HUIT SIGNAUX FAIBLES QUI PEUVENT FAIRE BASCULER VOTRE LEVÉE DE FONDS

By : Alban Oudin

Après un premier papier où j’apportais des éléments de réponse sur les métriques attendus (ou non) par un VC lors d’un tour d’amorçage, je renouvelle l’exercice, en vous donnant quelques tips pour améliorer vos chances de lever des fonds auprès d’investisseurs.

Je m’appelle Alban et je suis startup scooter chez XAnge, fonction peu fréquente chez un VC. Ma fonction principale est de détecter très tôt les startups à haut potentiel de croissance. En permanence sur le terrain, dans les incubateurs, et au contact des autres VCs, Business Angels, Corporate Venture Capitalists et entrepreneurs, j’ai appris à identifier les signaux faibles (positifs ou non) renvoyés par les équipes de fondateurs auxquels sont sensibles les investisseurs.

Ce à quoi les investisseurs sont sensibles avant un éventuel premier rendez-vous.

1/ La première prise de contact est (déjà) décisive.

Tout l’enjeu est de se faire connaître des investisseurs. Or, ces derniers reçoivent une très grande quantité de sollicitations : plus de 2000 par an chez XAnge par exemple. Alors bien malin est l’entrepreneur qui réussit à placer son deck “en haut de la pile”. Il y a ceux qui se contentent de “droper” leur dossier dans la boîte mail contact du fonds, et ceux qui font l’effort d’identifier les bons investisseurs au sein de chaque fonds pour leur envoyer des messages personnalisés. Et vous savez quoi ? Il est très rare qu’un investissement soit issu de la boîte contact@xange.fr …

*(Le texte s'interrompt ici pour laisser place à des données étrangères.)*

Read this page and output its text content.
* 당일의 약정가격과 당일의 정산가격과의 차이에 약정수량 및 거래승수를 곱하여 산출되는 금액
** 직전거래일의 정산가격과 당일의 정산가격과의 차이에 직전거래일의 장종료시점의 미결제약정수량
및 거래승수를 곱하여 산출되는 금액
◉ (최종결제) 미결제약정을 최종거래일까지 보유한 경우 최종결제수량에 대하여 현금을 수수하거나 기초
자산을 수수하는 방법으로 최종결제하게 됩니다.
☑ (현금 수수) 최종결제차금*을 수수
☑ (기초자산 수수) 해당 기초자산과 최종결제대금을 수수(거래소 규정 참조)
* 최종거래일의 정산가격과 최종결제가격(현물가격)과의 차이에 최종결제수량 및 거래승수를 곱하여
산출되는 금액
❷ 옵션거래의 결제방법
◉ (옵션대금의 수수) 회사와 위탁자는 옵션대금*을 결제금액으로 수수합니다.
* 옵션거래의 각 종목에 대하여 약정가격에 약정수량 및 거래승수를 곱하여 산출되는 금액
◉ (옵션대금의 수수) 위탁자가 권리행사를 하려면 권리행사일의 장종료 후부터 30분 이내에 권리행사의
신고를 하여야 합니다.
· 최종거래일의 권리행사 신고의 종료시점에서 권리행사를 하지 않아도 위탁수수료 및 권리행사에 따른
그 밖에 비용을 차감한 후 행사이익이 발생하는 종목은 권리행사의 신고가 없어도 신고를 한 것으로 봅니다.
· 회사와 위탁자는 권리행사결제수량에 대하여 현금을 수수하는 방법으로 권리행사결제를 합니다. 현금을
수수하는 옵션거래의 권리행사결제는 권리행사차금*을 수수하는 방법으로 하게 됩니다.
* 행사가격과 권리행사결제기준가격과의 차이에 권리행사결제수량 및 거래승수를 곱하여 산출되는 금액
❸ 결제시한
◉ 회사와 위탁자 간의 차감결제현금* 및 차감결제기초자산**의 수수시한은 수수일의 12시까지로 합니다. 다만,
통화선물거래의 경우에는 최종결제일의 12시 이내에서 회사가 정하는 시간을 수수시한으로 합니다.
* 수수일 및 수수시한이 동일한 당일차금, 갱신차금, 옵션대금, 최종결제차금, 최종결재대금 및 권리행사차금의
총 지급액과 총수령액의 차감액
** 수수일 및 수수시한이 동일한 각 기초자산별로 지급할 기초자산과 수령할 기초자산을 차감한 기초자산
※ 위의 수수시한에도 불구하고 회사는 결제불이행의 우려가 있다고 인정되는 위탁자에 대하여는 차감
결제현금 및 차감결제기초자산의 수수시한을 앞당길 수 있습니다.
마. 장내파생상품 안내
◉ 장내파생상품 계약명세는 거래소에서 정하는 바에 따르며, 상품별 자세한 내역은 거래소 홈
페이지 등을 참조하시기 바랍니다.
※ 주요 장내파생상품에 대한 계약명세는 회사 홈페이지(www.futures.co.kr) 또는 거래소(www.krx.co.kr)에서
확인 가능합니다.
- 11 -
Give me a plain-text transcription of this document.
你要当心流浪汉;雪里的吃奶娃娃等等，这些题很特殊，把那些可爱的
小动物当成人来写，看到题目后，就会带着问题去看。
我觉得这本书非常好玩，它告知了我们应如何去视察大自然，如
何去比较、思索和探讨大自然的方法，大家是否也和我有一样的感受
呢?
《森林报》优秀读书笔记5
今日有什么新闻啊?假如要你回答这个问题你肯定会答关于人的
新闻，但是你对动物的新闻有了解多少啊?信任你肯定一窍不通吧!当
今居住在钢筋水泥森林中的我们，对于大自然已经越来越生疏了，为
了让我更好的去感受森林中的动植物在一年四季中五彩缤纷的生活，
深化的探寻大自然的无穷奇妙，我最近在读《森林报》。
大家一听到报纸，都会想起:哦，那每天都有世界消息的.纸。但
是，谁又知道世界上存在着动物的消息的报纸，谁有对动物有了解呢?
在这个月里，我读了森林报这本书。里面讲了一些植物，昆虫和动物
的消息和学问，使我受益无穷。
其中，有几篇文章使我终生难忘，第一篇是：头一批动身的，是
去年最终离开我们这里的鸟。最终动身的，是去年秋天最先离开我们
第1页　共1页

Tout le monde n’a pas la chance d’avoir un réseau élargi (et ce n’est pas rédhibitoire !), mais il est évident que si vous pouvez vous faire recommander par exemple, par un fondateur déjà financé par l’investisseur, ou un incubateur, votre dossier est plus susceptible d’attirer l’attention.

Ceux qui se démènent pour mettre en place des stratégies adaptées à chaque investisseur montrent dès la phase de prise de contact, une qualité recherchée de ces derniers : la volonté (et l’habileté) de dépasser les obstacles.

2/ Anticiper une (éventuelle) future levée est signe de clairvoyance.

On n’est jamais meilleur que lorsqu’on n’a rien à vendre. Une des missions importantes d’un fondateur est d’entretenir et développer ses réseaux avec d’éventuels investisseurs. Même s’il n’y a pas de levée prévue, et même s’il n’y en aura peut-être jamais, il faut régulièrement faire des points avec des VCs, BAs, CVCs, …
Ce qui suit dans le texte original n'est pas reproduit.